For nearly a year I have been trying to come up with a sane storage solution that is quite, reliable, expandable, reasonably high performing, and inexpensive. My photo library is not terribly large (~130GB), but since I acquired an HD video camera, my storage needs were rapidly getting out of control. One hour of video consumes about 80GB of working space, and about 9GB of space to archive.
After far too many hours surfing the Internet and trying various solutions, I settled on building an OpenSolaris computer, accessed from my Mac via iSCSI. The reason for OpenSolaris vs. Linux, Windows, etc., is the filesystem, Zetta File System (ZFS). Simply put, it is the best file system I have ever used. More on that later.
To be clear, building your own storage box is not like a drobo or similar device. There is nothing plug and play about this. But it is fun, and you can get the system exactly the way you want.

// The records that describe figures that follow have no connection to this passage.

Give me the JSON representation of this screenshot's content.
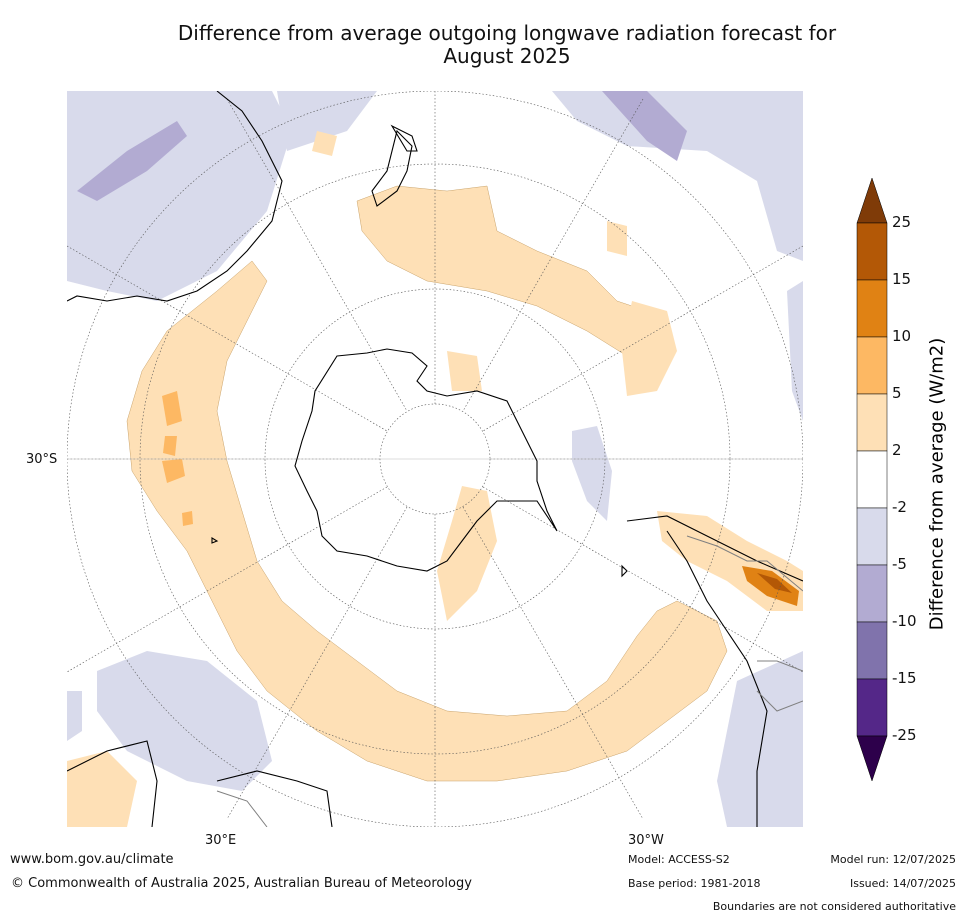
{
  "title": {
    "line1": "Difference from average outgoing longwave radiation forecast for",
    "line2": "August 2025"
  },
  "map": {
    "projection": "south-polar-stereographic",
    "lat_label": "30°S",
    "lon_labels": [
      "30°E",
      "30°W"
    ],
    "colors": {
      "ocean": "#ffffff",
      "coast": "#000000",
      "boundary": "#808080",
      "graticule": "#555555"
    }
  },
  "legend": {
    "label": "Difference from average (W/m2)",
    "ticks": [
      "25",
      "15",
      "10",
      "5",
      "2",
      "-2",
      "-5",
      "-10",
      "-15",
      "-25"
    ],
    "bands": [
      {
        "range": ">25",
        "color": "#7f3b08"
      },
      {
        "range": "15 to 25",
        "color": "#b35806"
      },
      {
        "range": "10 to 15",
        "color": "#e08214"
      },
      {
        "range": "5 to 10",
        "color": "#fdb863"
      },
      {
        "range": "2 to 5",
        "color": "#fee0b6"
      },
      {
        "range": "-2 to 2",
        "color": "#ffffff"
      },
      {
        "range": "-5 to -2",
        "color": "#d8daeb"
      },
      {
        "range": "-10 to -5",
        "color": "#b2abd2"
      },
      {
        "range": "-15 to -10",
        "color": "#8073ac"
      },
      {
        "range": "-25 to -15",
        "color": "#542788"
      },
      {
        "range": "<-25",
        "color": "#2d004b"
      }
    ]
  },
  "footer": {
    "site": "www.bom.gov.au/climate",
    "copyright": "© Commonwealth of Australia 2025, Australian Bureau of Meteorology",
    "model": "Model: ACCESS-S2",
    "base_period": "Base period: 1981-2018",
    "model_run": "Model run: 12/07/2025",
    "issued": "Issued: 14/07/2025",
    "disclaimer": "Boundaries are not considered authoritative"
  }
}
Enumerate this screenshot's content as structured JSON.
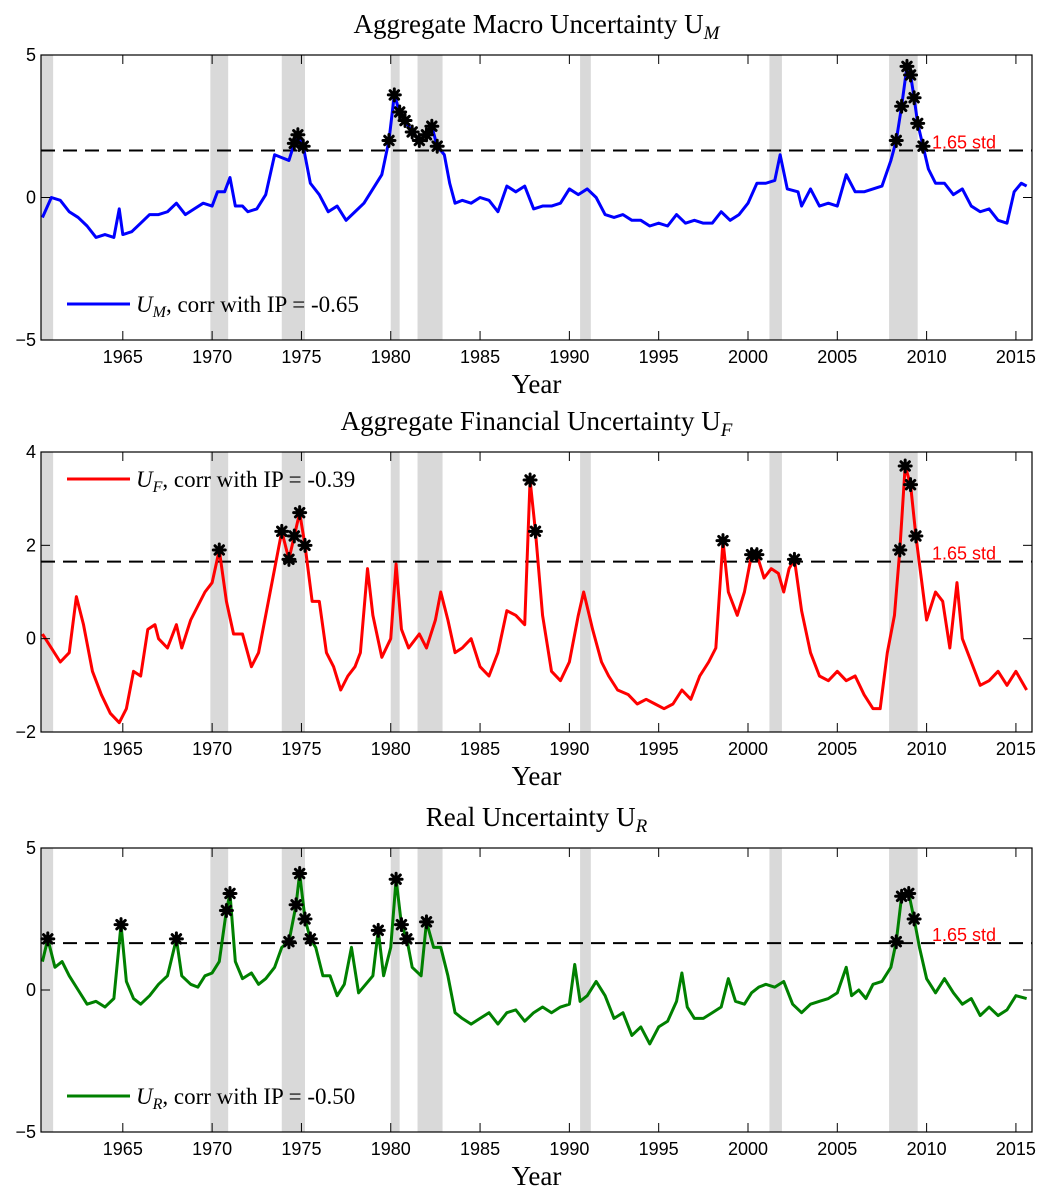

The box I built has two mirrored boot drives, and four data drives in a RAIDz, the ZFS equivalent of a RAID-5 (but better). This gives me a little over 2 TB of space, plus about 700 GB from the boot mirror. The whole thing was a bit over $1000.
My iMac connects to the box over a single 1GBit connection, through an inexpensive Linksys switch. I think I paid $40 for an 8 port version.
The data on the server is exposed via iSCSI to my mac, so that the storage appears like any other disk. This allows me to backup the iSCSI data via time machine. It is just as easy to export the data via Windows file sharing or NFS.
Informal speed tests showed I was getting about 220MB/s on the RAIDz. My technique was simple and error prone - I copied a 3GB movie from one file system to another, all within the same 4 disk RAIDz set. Considering the file was being read and then written with the same disks, that is pretty good performance.
Testing between the iMac and the storage box was a little more disappointing. I used iozone, an excellent I/O tool, and got between 40-50MB/s. Considering the speed of the network and my equipment, I expected around 80-90MB/s (125MB/s is the theoretical max for a single gigabit connection). The same test to another iMac showed speeds around 60MB/s (the limit of the second iMac hard drive), so something is not configured correctly on the storage server. The switch may also play a part. I have read of people with similar hardware to mine getting in the 100MB/s region with a single network card, and 190MB/s with two cards, so it is certainly possible to go faster than what I am getting. My guess is that somewhere my configuration is not correct.
But the real glory of the system is the ZFS. Wikipedia does a much better job explaining ZFS than I could do, but here are the bullets.
* Lightweight file systems
Think of a ZFS as a glorified directory. It takes a single command to create one, they can be nested, and each one can have individual policies such as compression, sharing, snapshots, etc. Nested ZFSs share the same storage (thin provisioning), can have quotas, pre-allocation, etc.
Example - before doing a major overhaul on your photo library, take a snapshot. If things just don't work out, revert to the snapshot, and you are back to where you started. Heck, take 2 or 10 or more during the process to protect you at various stages. Writable snapshots (clones) can be created as well.
* Data Integrity
Assuming you are using some sort of redundant RAID (RAIDz, mirror), every read/write is validated to ensure the data has not silently corrupted. Traditional RAID-5 and mirrors do not do this. Also, disks have an error rate of 1 in 10^14 bits or so, and a TB is 10^13 bits. It is statistically probable that you will have data corruption with a largish traditional RAID-5 system during the rebuild of a failed drive. ZFS is able to silently recovery from such errors.
* Data portability
A ZFS can be securely replicated to another system. Read-only ZFS support is also included in Mac OS X, so if your Open Solaris box blows up , you can mount the disks on your Mac, in USB cases if necessary, and read the data!
* Easy to use
Now, this is relative. Compared to Linux or Windows, it really is easy to create and manipulate ZFS. Compared to plug-and-play drobo type devices, it is an incredible pain in the neck. But where is the fun with drobo?
Oh boy, where to start. The combination of file systems as easy as directories, really fast disk I/O, high data integrity, snapshots, multiple access methods, etc. etc. etc. makes for a really flexible system. Not to mention everything else you can do with OpenSolaris - virtualization, iTunes servers, desktop applications, etc.
I have been running this server for about eight months, and have had two failures. One was my fault, the other was a crash (OK, I power cycled the system in a fit of impatience ). The first time, mucked up the OS boot mirror, which left my system un-bootable. I booted from the install CD, was able to re-mirror my disks with one line at the command prompt, and 10 minutes later rebooted with a healthy system . In the other case, I could not get the system to boot, and had to reinstall the OS from scratch. The reinstall took about 20 minutes, and all of my data on the RAIDz was fine. In fact, due to the way the file system works, this was the first computer system of hundreds that I have managed in the past where I felt really confident that the data would be OK after an OS crash.
Sorry this is so long! I am happy to clarify anything or provide more detail if you wish. But honestly, wikipedia does a great job explaining the benefits of ZFS.